What Does ‘School Turnaround’ Look Like?

Stephanie Johnson, right, walks with state Schools Superintendent Richard Woods, center, through the halls of Maynard Jackson High School in Atlanta. Johnson, now Georgia’s deputy superintendent for school improvement, has been credited with turning around three Atlanta-area high schools as a principal.

Georgia Department of Education

Georgia education officials and lawmakers have turned their attention lately to the concept of “school turnaround.”

The idea is to drastically improve schools considered “low-performing” or not meeting state standards. The Georgia Legislature passed a law in 2017 requiring the state to hire a Chief Turnaround Officer to oversee school turnaround efforts. The state board of education tapped Dr. Eric Thomas for that role in October.

However, the work isn’t easy.

To find out how it’s done, WABE spoke with Stephanie Johnson. She’s Georgia’s deputy superintendent for school improvement. She’s also credited with turning around three Atlanta-area high schools as a principal.

Most recently, she led Atlanta’s Maynard Jackson High School. She was hired in 2012 and knew she had her work cut out for her.

“There were many deficits across operations and behavior as well as instructional performance and leadership that were [contributing] to low-performance on tests,” Johnson said.

However, she also knew she needed to take on one issue at a time.

“You’re not going to just walk into a school situation and just say to a child, ‘We’re going to teach you Shakespeare,’” she said. “’We’re going to teach you algebra, and you’re going to get your test scores up,’ because they don’t care.”

So, Johnson started with one of the school’s biggest problems: gang violence.

“We were dealing with some drug deals, and police coming in on Monday morning with probation officers, that kind of thing,” she said. “I wanted to put a stop to it.”

She found out who the gang leaders were and started sitting with them at lunch.

“One day at lunch, we’re sitting down talking to one of the young men, his name was Nick,” Johnson said. “I said, ‘Nick, tell me why y’all act a fool out in the street. I don’t get this.’”

Nick told her, “Mrs. Johnson, I’m just going to tell you the truth: when kids don’t have anything to do, we can get into some trouble.”

Johnson let Nick know she was willing to negotiate … sort of.

“What would it take?” Johnson asked Nick. “What would it take for you not to get in trouble? Because y’all are embarrassing me. The police coming in here and all of that? Y’all are embarrassing me.”

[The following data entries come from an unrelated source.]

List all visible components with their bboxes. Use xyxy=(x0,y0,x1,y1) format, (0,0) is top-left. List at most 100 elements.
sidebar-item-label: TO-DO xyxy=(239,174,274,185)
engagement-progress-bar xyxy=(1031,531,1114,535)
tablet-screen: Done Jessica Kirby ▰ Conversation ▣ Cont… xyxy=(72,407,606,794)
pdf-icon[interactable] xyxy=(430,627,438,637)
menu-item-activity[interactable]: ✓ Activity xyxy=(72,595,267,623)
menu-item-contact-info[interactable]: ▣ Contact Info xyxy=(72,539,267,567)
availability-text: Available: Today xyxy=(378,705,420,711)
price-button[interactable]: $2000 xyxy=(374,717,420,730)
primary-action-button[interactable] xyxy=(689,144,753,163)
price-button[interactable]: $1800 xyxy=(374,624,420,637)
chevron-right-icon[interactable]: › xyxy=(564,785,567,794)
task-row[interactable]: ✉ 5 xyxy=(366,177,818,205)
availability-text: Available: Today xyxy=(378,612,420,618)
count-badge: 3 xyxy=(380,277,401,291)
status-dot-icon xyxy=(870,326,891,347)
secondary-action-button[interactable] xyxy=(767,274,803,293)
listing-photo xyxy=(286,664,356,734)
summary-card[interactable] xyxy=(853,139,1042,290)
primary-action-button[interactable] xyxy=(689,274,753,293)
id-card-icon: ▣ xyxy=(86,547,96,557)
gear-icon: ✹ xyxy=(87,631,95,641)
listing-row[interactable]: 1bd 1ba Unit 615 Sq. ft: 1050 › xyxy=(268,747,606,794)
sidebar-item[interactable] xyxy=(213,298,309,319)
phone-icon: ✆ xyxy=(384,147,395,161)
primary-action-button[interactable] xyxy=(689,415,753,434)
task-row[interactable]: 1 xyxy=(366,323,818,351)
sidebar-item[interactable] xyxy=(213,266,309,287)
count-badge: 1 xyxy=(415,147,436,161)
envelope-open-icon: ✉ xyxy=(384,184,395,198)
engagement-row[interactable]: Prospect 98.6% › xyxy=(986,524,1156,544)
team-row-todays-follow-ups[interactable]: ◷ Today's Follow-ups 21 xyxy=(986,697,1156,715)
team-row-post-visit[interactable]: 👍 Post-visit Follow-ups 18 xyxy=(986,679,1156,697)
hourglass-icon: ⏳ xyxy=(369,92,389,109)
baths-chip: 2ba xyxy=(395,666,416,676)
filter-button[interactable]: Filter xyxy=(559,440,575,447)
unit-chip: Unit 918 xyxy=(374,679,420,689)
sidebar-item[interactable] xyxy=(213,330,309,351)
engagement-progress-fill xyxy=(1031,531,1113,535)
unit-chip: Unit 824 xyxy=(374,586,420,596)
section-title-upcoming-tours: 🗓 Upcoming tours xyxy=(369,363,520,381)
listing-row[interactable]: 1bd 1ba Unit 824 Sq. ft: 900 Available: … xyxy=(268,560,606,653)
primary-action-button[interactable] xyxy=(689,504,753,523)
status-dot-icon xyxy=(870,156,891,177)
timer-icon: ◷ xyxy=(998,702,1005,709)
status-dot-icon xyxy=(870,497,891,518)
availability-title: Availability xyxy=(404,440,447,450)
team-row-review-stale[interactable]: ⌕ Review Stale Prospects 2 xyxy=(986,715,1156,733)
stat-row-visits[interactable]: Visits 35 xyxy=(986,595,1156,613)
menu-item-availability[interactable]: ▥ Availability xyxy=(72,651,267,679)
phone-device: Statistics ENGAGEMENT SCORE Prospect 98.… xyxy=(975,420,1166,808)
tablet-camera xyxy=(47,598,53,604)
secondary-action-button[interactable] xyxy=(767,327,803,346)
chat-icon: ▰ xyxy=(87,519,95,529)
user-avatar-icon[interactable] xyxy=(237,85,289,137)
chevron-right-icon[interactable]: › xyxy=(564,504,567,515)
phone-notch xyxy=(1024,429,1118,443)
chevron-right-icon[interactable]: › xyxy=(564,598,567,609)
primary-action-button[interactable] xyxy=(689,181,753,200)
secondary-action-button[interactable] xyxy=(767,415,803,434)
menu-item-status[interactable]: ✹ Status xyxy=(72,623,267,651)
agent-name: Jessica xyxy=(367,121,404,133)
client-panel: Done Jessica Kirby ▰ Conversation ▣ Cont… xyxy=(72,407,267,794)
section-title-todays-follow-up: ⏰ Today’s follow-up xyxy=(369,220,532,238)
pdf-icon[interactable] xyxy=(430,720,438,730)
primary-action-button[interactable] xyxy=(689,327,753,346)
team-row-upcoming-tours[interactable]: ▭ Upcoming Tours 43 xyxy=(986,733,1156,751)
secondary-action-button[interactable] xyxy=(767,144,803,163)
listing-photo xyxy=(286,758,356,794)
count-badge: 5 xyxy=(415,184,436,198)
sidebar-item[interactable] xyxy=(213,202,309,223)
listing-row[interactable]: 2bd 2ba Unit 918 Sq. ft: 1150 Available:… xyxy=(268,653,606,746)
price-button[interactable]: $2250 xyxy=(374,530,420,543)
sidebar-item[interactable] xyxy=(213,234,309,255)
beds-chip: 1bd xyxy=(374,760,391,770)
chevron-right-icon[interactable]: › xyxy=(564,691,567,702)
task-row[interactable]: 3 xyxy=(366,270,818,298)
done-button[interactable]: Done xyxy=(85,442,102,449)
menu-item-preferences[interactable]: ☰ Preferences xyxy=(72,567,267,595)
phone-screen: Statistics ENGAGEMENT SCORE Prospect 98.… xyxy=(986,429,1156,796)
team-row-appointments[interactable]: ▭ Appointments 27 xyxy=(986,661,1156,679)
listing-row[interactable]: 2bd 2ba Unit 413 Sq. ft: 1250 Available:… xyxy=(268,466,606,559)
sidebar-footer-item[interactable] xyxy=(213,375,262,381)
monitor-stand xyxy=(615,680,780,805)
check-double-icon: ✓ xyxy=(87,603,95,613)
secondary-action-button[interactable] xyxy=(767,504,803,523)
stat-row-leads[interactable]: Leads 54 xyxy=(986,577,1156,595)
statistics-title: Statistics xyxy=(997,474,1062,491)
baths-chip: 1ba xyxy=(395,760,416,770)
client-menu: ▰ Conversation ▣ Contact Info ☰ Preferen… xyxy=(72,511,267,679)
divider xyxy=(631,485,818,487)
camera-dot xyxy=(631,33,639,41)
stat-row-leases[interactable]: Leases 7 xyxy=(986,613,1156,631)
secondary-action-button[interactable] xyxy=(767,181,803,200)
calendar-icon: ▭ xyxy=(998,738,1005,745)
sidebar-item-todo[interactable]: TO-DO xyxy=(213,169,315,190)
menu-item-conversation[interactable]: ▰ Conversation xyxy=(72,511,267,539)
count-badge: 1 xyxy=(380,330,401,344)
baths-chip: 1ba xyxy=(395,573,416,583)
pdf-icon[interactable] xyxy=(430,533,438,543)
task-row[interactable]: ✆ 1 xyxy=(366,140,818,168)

Nick asked her, “Can you get me a job?”

She told him, “If y’all will stop acting up, I’ll get you a job.’”

That’s what Johnson did. She didn’t stop with Nick. She says school officials helped more than 500 people find jobs for students and their parents.

“We just called [businesses], and everybody we called in that community — the local bakery, the local grocery stores — they all hired our kids,” she said.

Then the school created a system. Students could apply for jobs if they had good attendance and good grades. Soon afterward, Johnson says things started to change.

“Violence is going down; crime is going down,” she said. “We started watching [the] graduation rate go up. Test scores start going up.”

Jackson’s graduation rate increased more than 20 percentage points during Johnson’s tenure as principal.

However, Johnson says the school’s success wasn’t just a result of getting students jobs.  She also met with members of the community to gauge their expectations and commitment to the school. She was surprised by the items on their wish list.

“They wanted an [International Baccalaureate] program,” she said. “They wanted an [Advanced Placement] program. They wanted early college, foreign language, world travel. They wanted everything.”

Johnson told them she’d do it if they backed her up. She says they stepped up to the plate. Businesses and other stakeholders donated money. College students volunteered to help with robotics clubs and science projects. Parents helped create bike clubs and rooftop gardens. Teachers volunteered to coach sports teams.

“My thought in turnaround at that point was, ‘I’m going to come in and I’m going to fix you academically,’” Johnson said. “But then I realized turnaround is not just academics — and I’d done it twice — turnaround is what you do to build, accelerate and engage your entire community in a process that can be sustainable and meets the needs of the stakeholders who live there.”

Now that Johnson leads school improvement efforts for the entire state, she wants to help other schools engage and serve their communities.

“Even if you are a school district that you are so poor you don’t have extra funds, we have that bucket here,” she said. “So, whenever you have a gap, you can call and say, ‘Stephanie, how do we get grants and partnerships?’ And I’m able to have this bucket of grants and partners around you and say, ‘Here are some.’ I think that’s our role.”